A condenação é resultado da Operação Castelo de Areia, conduzida pelo Grupo de Atuação Especial Contra o Crime Organizado, que investigou um esquema de fraudes financeiras iniciado em 2012. Segundo o Ministério Público do Estado de Mato Grosso, o grupo teria causado prejuízo estimado em R$ 50 milhões por meio de falsas promessas de crédito e investimentos.
De acordo com as investigações, os acusados utilizavam empresas para atrair vítimas com ofertas de financiamentos de alto valor.
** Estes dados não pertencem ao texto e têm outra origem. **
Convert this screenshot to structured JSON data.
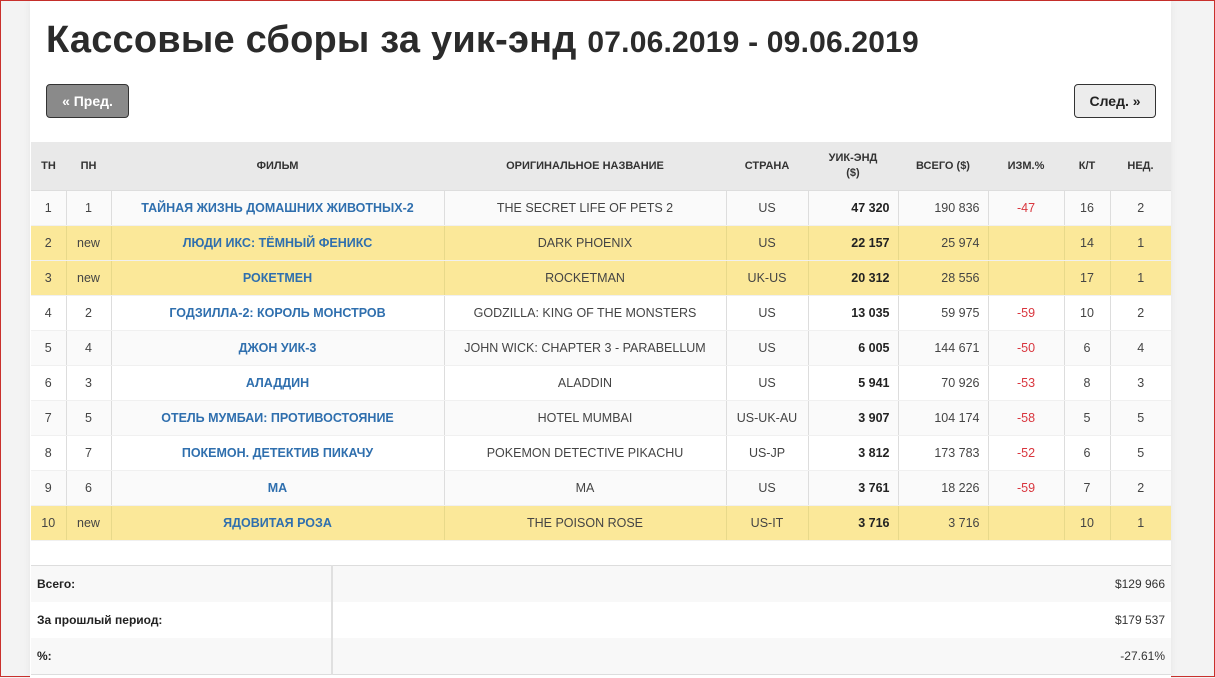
{
  "header": {
    "title": "Кассовые сборы за уик-энд",
    "dates": "07.06.2019 - 09.06.2019"
  },
  "nav": {
    "prev_label": "« Пред.",
    "next_label": "След. »"
  },
  "table": {
    "columns": [
      "ТН",
      "ПН",
      "ФИЛЬМ",
      "ОРИГИНАЛЬНОЕ НАЗВАНИЕ",
      "СТРАНА",
      "УИК-ЭНД ($)",
      "ВСЕГО ($)",
      "ИЗМ.%",
      "К/Т",
      "НЕД."
    ],
    "rows": [
      {
        "tw": "1",
        "lw": "1",
        "film": "ТАЙНАЯ ЖИЗНЬ ДОМАШНИХ ЖИВОТНЫХ-2",
        "original": "THE SECRET LIFE OF PETS 2",
        "country": "US",
        "weekend": "47 320",
        "total": "190 836",
        "change": "-47",
        "screens": "16",
        "weeks": "2",
        "is_new": false
      },
      {
        "tw": "2",
        "lw": "new",
        "film": "ЛЮДИ ИКС: ТЁМНЫЙ ФЕНИКС",
        "original": "DARK PHOENIX",
        "country": "US",
        "weekend": "22 157",
        "total": "25 974",
        "change": "",
        "screens": "14",
        "weeks": "1",
        "is_new": true
      },
      {
        "tw": "3",
        "lw": "new",
        "film": "РОКЕТМЕН",
        "original": "ROCKETMAN",
        "country": "UK-US",
        "weekend": "20 312",
        "total": "28 556",
        "change": "",
        "screens": "17",
        "weeks": "1",
        "is_new": true
      },
      {
        "tw": "4",
        "lw": "2",
        "film": "ГОДЗИЛЛА-2: КОРОЛЬ МОНСТРОВ",
        "original": "GODZILLA: KING OF THE MONSTERS",
        "country": "US",
        "weekend": "13 035",
        "total": "59 975",
        "change": "-59",
        "screens": "10",
        "weeks": "2",
        "is_new": false
      },
      {
        "tw": "5",
        "lw": "4",
        "film": "ДЖОН УИК-3",
        "original": "JOHN WICK: CHAPTER 3 - PARABELLUM",
        "country": "US",
        "weekend": "6 005",
        "total": "144 671",
        "change": "-50",
        "screens": "6",
        "weeks": "4",
        "is_new": false
      },
      {
        "tw": "6",
        "lw": "3",
        "film": "АЛАДДИН",
        "original": "ALADDIN",
        "country": "US",
        "weekend": "5 941",
        "total": "70 926",
        "change": "-53",
        "screens": "8",
        "weeks": "3",
        "is_new": false
      },
      {
        "tw": "7",
        "lw": "5",
        "film": "ОТЕЛЬ МУМБАИ: ПРОТИВОСТОЯНИЕ",
        "original": "HOTEL MUMBAI",
        "country": "US-UK-AU",
        "weekend": "3 907",
        "total": "104 174",
        "change": "-58",
        "screens": "5",
        "weeks": "5",
        "is_new": false
      },
      {
        "tw": "8",
        "lw": "7",
        "film": "ПОКЕМОН. ДЕТЕКТИВ ПИКАЧУ",
        "original": "POKEMON DETECTIVE PIKACHU",
        "country": "US-JP",
        "weekend": "3 812",
        "total": "173 783",
        "change": "-52",
        "screens": "6",
        "weeks": "5",
        "is_new": false
      },
      {
        "tw": "9",
        "lw": "6",
        "film": "МА",
        "original": "MA",
        "country": "US",
        "weekend": "3 761",
        "total": "18 226",
        "change": "-59",
        "screens": "7",
        "weeks": "2",
        "is_new": false
      },
      {
        "tw": "10",
        "lw": "new",
        "film": "ЯДОВИТАЯ РОЗА",
        "original": "THE POISON ROSE",
        "country": "US-IT",
        "weekend": "3 716",
        "total": "3 716",
        "change": "",
        "screens": "10",
        "weeks": "1",
        "is_new": true
      }
    ]
  },
  "summary": [
    {
      "label": "Всего:",
      "value": "$129 966"
    },
    {
      "label": "За прошлый период:",
      "value": "$179 537"
    },
    {
      "label": "%:",
      "value": "-27.61%"
    }
  ],
  "colors": {
    "new_row": "#fbe899",
    "film_link": "#2f6fae",
    "negative": "#d9363e",
    "prev_button": "#8a8a8a"
  }
}
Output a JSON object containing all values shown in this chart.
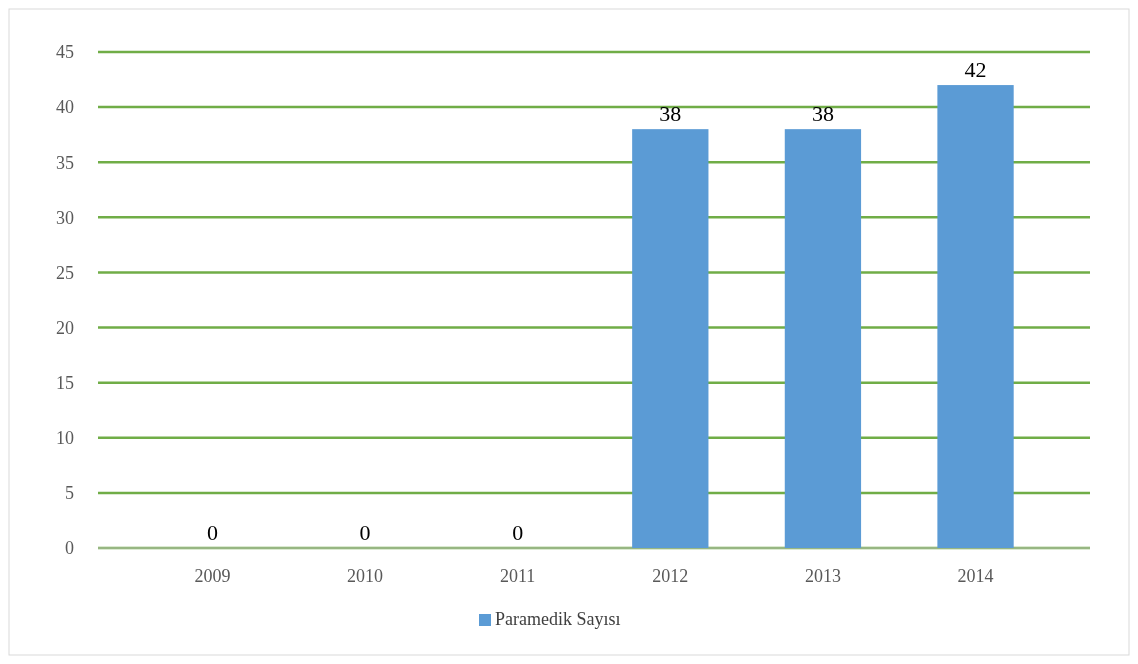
{
  "chart_data": {
    "type": "bar",
    "categories": [
      "2009",
      "2010",
      "2011",
      "2012",
      "2013",
      "2014"
    ],
    "series": [
      {
        "name": "Paramedik Sayısı",
        "color": "#5b9bd5",
        "values": [
          0,
          0,
          0,
          38,
          38,
          42
        ]
      }
    ],
    "ylim": [
      0,
      45
    ],
    "yticks": [
      0,
      5,
      10,
      15,
      20,
      25,
      30,
      35,
      40,
      45
    ],
    "grid": "y",
    "legend": "bottom",
    "data_labels": true
  }
}
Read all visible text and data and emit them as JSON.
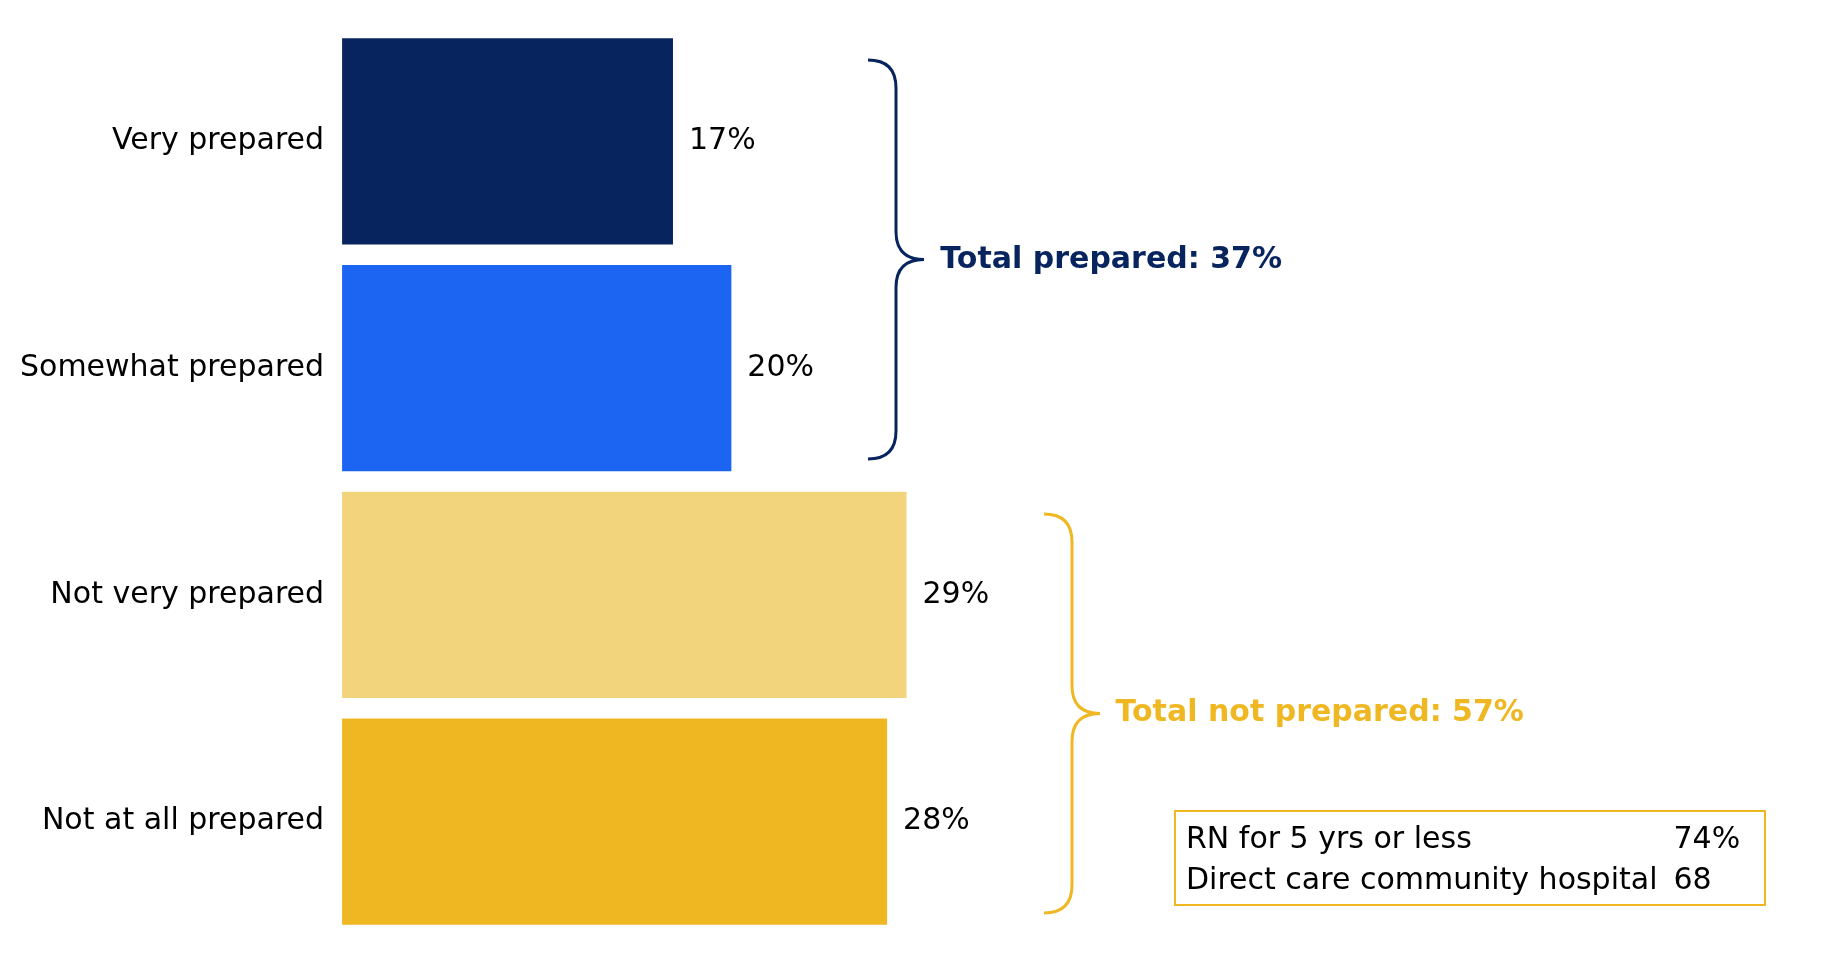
{
  "chart_data": {
    "type": "bar",
    "orientation": "horizontal",
    "categories": [
      "Very prepared",
      "Somewhat prepared",
      "Not very prepared",
      "Not at all prepared"
    ],
    "values": [
      17,
      20,
      29,
      28
    ],
    "colors": [
      "#08245e",
      "#1c64f2",
      "#f2d47c",
      "#efb822"
    ],
    "value_labels": [
      "17%",
      "20%",
      "29%",
      "28%"
    ],
    "tick_labels": "y",
    "annotations": [
      "Total prepared: 37%",
      "Total not prepared: 57%",
      "RN for 5 yrs or less",
      "74%",
      "Direct care community hospital",
      "68"
    ]
  }
}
Para liberar os supostos créditos, exigiam pagamentos antecipados de taxas e seguros, mas os valores prometidos nunca eram entregues. Em alguns casos, as vítimas recebiam cheques sem fundos como tentativa de encerrar os contratos.
No recurso, a defesa questionou a validade da condenação e apontou supostas falhas processuais, incluindo falta de provas e irregularidades na atuação dos investigadores. O ministro, no entanto, entendeu que os argumentos foram genéricos e não demonstraram de forma clara qualquer ilegalidade que justificasse a revisão da sentença.
A decisão também afastou o pedido de prescrição da pena, destacando que o prazo legal não foi ultrapassado entre o recebimento da denúncia, em 2016, e a condenação, em 2024. Com isso, permanece válida a sentença imposta ao ex-parlamentar.